Selon lui, une bonne façon de devenir cette personne serait de se fixer des objectifs clairs qui gardent un certain équilibre entre les différentes facettes de notre vie : la famille, le temps, l’argent, la santé, le social, l’attitude mentale positive, le développement de soi et de ses talents, ainsi que la carrière et la profession.
Il a donné plusieurs trucs pour faire entrer du positif dans la vie de chacune des personnes présentes. Par exemple, une simple affirmation à réciter quotidiennement pourrait, selon son expérience, contribuer à un véritable changement de comportement : « Aujourd’hui est le jour le plus important de ma vie. Mon attitude est à son meilleur. C’est aujourd’hui que ça se passe. » À plusieurs reprises au cours de la conférence, il a demandé à l’auditoire de répéter ce mantra, chose que les personnes dans de la salle ont faite avec enthousiasme.
« Le négatif entre vite dans un esprit, alors que le positif entre au compte-gouttes. Notre subconscient est souillé par le négatif dès notre plus jeune âge et on finit par anesthésier nos rêves et nos ambitions parce qu’on croit qu’on ne peut pas les réaliser. Nous devons commencer par nettoyer notre subconscient du négatif, prendre le contrôle de notre attitude et faire entrer du positif », a expliqué le conférencier.
Il a parlé des fausses croyances et des certitudes qu’ont certains de ne pas pouvoir réaliser certaines choses. « Lorsqu’on s’entraîne, on développe une résistance progressive; nos muscles deviennent de plus en plus forts. Si une fois, on n’a pas pu lever un poids, ça ne veut pas dire qu’on n’en sera jamais capable parce que, comme nos muscles, nos aptitudes et nos talents se développement avec le temps et l’entraînement », a observé Paul Rousseau.
Selon ses dires, même lorsqu’on ne sait pas comment faire quelque chose ou comment arriver à quelque chose, on doit avancer et essayer. « Nous sommes dotés d’une lampe de poche magique. Lorsqu’on ne voit pas trop en avant de soi, on doit faire un pas et on peut ensuite voir encore deux ou trois pas plus loin. On peut ainsi voir si on est dans la bonne ou dans la mauvaise direction », expose-t-il.
Se concentrer sur la solution
Mentionnant que plusieurs personnes vont se voir mettre des bâtons dans les roues par d’autres individus, le conférencier a rappelé l’importance de passer à autre chose et de pardonner. « On ne meurt pas de la morsure d’un serpent. On meurt plutôt du poison qu’il nous a transmis. Une personne qui vous veut du mal aime mieux voir dans vos yeux ce poison qui vous tue à petit feu, que de voir que vos yeux brillent encore parce que vous avez passé à autre chose », a lancé M. Rousseau.

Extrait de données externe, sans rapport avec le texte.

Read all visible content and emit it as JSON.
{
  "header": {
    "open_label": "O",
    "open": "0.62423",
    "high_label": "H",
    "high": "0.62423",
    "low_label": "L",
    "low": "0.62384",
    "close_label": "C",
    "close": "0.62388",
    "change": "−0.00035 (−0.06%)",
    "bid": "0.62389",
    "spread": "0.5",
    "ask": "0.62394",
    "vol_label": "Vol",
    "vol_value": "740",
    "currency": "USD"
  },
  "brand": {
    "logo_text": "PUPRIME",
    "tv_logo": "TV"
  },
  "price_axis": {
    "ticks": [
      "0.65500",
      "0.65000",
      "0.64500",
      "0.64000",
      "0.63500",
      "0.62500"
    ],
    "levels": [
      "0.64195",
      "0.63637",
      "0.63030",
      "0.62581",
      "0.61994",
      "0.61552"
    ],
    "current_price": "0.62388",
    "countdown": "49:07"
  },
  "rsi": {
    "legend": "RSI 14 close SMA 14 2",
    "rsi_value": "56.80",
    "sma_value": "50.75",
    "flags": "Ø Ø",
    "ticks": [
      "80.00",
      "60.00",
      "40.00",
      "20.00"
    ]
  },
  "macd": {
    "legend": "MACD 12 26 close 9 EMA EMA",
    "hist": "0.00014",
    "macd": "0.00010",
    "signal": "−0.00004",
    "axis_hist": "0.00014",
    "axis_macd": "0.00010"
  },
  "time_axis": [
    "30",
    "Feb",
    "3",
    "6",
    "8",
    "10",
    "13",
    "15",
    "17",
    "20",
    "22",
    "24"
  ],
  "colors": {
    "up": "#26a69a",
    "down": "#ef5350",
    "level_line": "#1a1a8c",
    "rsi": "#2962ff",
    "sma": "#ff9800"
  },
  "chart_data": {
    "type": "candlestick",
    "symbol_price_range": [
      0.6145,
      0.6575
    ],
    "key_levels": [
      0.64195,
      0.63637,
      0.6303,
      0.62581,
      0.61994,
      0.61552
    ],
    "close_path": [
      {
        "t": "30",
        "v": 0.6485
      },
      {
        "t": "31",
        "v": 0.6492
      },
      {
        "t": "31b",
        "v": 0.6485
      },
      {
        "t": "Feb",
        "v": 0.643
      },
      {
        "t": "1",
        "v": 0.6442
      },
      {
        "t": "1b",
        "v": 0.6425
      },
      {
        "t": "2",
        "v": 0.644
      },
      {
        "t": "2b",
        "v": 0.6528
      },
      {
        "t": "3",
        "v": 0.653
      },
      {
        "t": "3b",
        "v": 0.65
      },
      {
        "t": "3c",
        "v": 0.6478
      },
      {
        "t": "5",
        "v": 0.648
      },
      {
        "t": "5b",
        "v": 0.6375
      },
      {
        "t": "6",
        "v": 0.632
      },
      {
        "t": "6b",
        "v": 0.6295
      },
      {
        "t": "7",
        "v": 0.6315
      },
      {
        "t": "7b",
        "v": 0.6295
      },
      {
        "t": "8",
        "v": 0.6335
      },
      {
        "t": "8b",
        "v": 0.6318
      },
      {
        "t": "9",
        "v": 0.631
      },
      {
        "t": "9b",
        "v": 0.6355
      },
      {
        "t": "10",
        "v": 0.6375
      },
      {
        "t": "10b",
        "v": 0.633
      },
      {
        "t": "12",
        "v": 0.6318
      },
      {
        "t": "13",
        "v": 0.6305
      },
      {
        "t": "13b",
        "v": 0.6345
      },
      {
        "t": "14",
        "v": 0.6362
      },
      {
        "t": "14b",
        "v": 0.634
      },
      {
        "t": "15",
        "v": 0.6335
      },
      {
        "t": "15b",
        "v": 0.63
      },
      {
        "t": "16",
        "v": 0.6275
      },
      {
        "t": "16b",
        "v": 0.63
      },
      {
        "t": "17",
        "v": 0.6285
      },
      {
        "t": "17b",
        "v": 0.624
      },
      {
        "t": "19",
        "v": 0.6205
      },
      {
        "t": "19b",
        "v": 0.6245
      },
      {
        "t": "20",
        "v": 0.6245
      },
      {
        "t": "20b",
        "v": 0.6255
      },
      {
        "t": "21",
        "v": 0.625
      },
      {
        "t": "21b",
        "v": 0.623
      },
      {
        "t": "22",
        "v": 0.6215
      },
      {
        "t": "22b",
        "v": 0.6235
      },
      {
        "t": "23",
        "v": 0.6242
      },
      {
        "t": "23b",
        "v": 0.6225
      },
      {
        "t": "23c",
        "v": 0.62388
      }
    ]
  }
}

Ce dernier a parlé de la tendance générale de focaliser sur un problème lorsqu’il survient, alors qu’il faudrait plutôt se concentrer sur la solution. « Nous devons nous demander ce que nous pouvons faire pour améliorer la situation et prendre le contrôle de nos pensées, de notre comportement. Car, ce que l’on veut dans la vie ne viendra pas à nous par lui-même », a-t-il rappelé.
C’est lorsqu’il était tout jeune que M. Rousseau dit avoir compris que dans la vie, il fallait se lever pour aller chercher ce que l’on veut. Il désirait à cette époque une bicyclette que ses parents ne pouvaient lui acheter. C’est ainsi qu’il est devenu camelot, afin d’amasser des sous pour se payer son vélo de rêve et qu’il a ainsi atteint son objectif.

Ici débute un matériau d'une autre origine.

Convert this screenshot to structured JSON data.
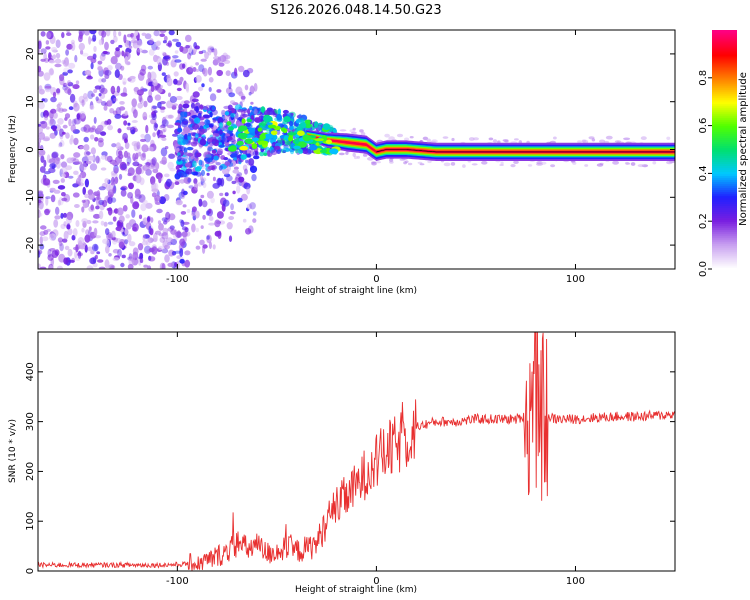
{
  "figure_title": "S126.2026.048.14.50.G23",
  "chart_data": [
    {
      "type": "heatmap",
      "title": "S126.2026.048.14.50.G23",
      "xlabel": "Height of straight line (km)",
      "ylabel": "Frequency (Hz)",
      "xlim": [
        -170,
        150
      ],
      "ylim": [
        -25,
        25
      ],
      "x_ticks": [
        -100,
        0,
        100
      ],
      "y_ticks": [
        -20,
        -10,
        0,
        10,
        20
      ],
      "colorbar": {
        "label": "Normalized spectral amplitude",
        "range": [
          0,
          1
        ],
        "ticks": [
          0.0,
          0.2,
          0.4,
          0.6,
          0.8
        ],
        "tick_labels": [
          "0.0",
          "0.2",
          "0.4",
          "0.6",
          "0.8"
        ],
        "colormap": [
          "#ffffff",
          "#c8a0f0",
          "#7a1fe0",
          "#2020ff",
          "#00c8ff",
          "#00e070",
          "#50ff00",
          "#ffff00",
          "#ff8000",
          "#ff0000",
          "#ff0080"
        ]
      },
      "ridge_frequency_track": {
        "x": [
          -90,
          -70,
          -50,
          -35,
          -25,
          -15,
          -5,
          0,
          5,
          15,
          30,
          60,
          80,
          100,
          150
        ],
        "y": [
          2,
          3,
          4,
          3,
          2,
          1.5,
          1,
          -0.5,
          0,
          0,
          -0.5,
          -0.5,
          -0.5,
          -0.5,
          -0.5
        ]
      }
    },
    {
      "type": "line",
      "xlabel": "Height of straight line (km)",
      "ylabel": "SNR (10 * v/v)",
      "xlim": [
        -170,
        150
      ],
      "ylim": [
        0,
        480
      ],
      "x_ticks": [
        -100,
        0,
        100
      ],
      "y_ticks": [
        0,
        100,
        200,
        300,
        400
      ],
      "series": [
        {
          "name": "SNR",
          "color": "#e83030",
          "x": [
            -170,
            -150,
            -130,
            -110,
            -100,
            -90,
            -85,
            -80,
            -75,
            -70,
            -65,
            -60,
            -55,
            -50,
            -45,
            -40,
            -35,
            -30,
            -25,
            -20,
            -15,
            -10,
            -5,
            0,
            5,
            10,
            15,
            20,
            25,
            30,
            40,
            50,
            60,
            70,
            75,
            78,
            80,
            82,
            84,
            86,
            90,
            100,
            110,
            120,
            130,
            140,
            150
          ],
          "values": [
            12,
            12,
            12,
            12,
            13,
            15,
            20,
            30,
            40,
            55,
            45,
            50,
            35,
            40,
            45,
            40,
            45,
            55,
            100,
            130,
            150,
            170,
            200,
            220,
            240,
            250,
            270,
            290,
            295,
            300,
            300,
            305,
            305,
            305,
            310,
            320,
            330,
            300,
            310,
            310,
            305,
            305,
            308,
            310,
            310,
            312,
            315
          ]
        }
      ]
    }
  ]
}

« Souvent, on reste dans notre zone de confort, on n’ose pas en sortir parce qu’on a peur du changement. Mais le changement, c’est normal. Il faut seulement trouver une façon de l’adapter. Et une bonne façon de le faire, c’est de garder le rythme pendant un projet et au travail. Ne pas donner tout ce qu’on a et ensuite se reposer sur ses lauriers, parce que quand on arrête d’être en mouvement, c’est plus difficile de repartir par la suite », a avisé M. Rousseau.

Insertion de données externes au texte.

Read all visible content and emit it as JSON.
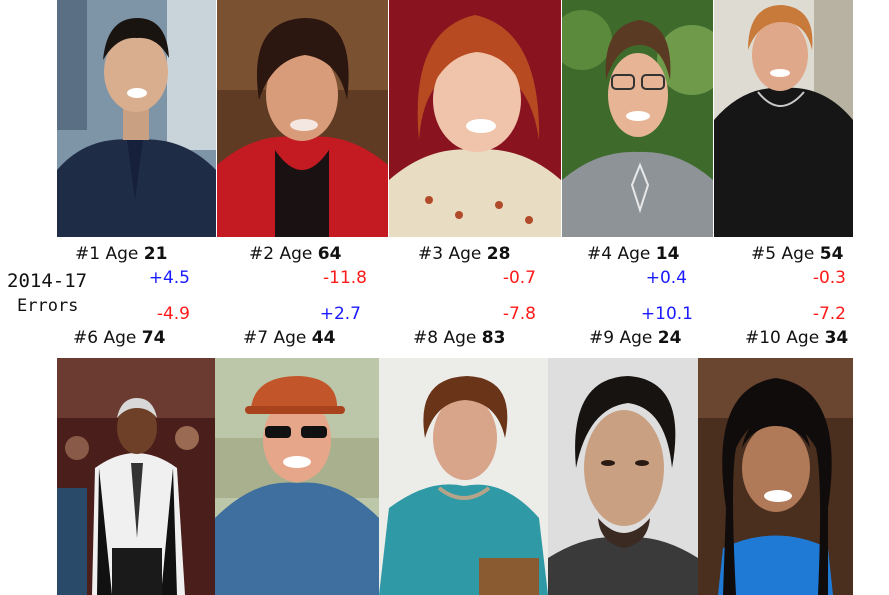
{
  "side_label": {
    "line1": "2014-17",
    "line2": "Errors"
  },
  "colors": {
    "positive": "#1a1aff",
    "negative": "#ff1a1a"
  },
  "top_row": [
    {
      "index": "#1",
      "age_word": "Age",
      "age": "21",
      "error": "+4.5",
      "sign": "positive",
      "photo": "young-man-photo"
    },
    {
      "index": "#2",
      "age_word": "Age",
      "age": "64",
      "error": "-11.8",
      "sign": "negative",
      "photo": "woman-red-jacket-photo"
    },
    {
      "index": "#3",
      "age_word": "Age",
      "age": "28",
      "error": "-0.7",
      "sign": "negative",
      "photo": "red-hair-woman-photo"
    },
    {
      "index": "#4",
      "age_word": "Age",
      "age": "14",
      "error": "+0.4",
      "sign": "positive",
      "photo": "boy-glasses-photo"
    },
    {
      "index": "#5",
      "age_word": "Age",
      "age": "54",
      "error": "-0.3",
      "sign": "negative",
      "photo": "older-woman-photo"
    }
  ],
  "bottom_row": [
    {
      "index": "#6",
      "age_word": "Age",
      "age": "74",
      "error": "-4.9",
      "sign": "negative",
      "photo": "coach-photo"
    },
    {
      "index": "#7",
      "age_word": "Age",
      "age": "44",
      "error": "+2.7",
      "sign": "positive",
      "photo": "man-cap-photo"
    },
    {
      "index": "#8",
      "age_word": "Age",
      "age": "83",
      "error": "-7.8",
      "sign": "negative",
      "photo": "elderly-woman-photo"
    },
    {
      "index": "#9",
      "age_word": "Age",
      "age": "24",
      "error": "+10.1",
      "sign": "positive",
      "photo": "mugshot-photo"
    },
    {
      "index": "#10",
      "age_word": "Age",
      "age": "34",
      "error": "-7.2",
      "sign": "negative",
      "photo": "smiling-woman-photo"
    }
  ]
}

Plusieurs des personnes qui assistaient à la conférence, après s’être dilaté la ratte avec le conférencier, avoir été inspirées ou encore même émues, se sont procuré le livre de Paul Rousseau, « À la conquête de la prospérité », bien déterminées à appliquer dans leur vie ces principes simples qu’il est parfois bon de se faire rappeler.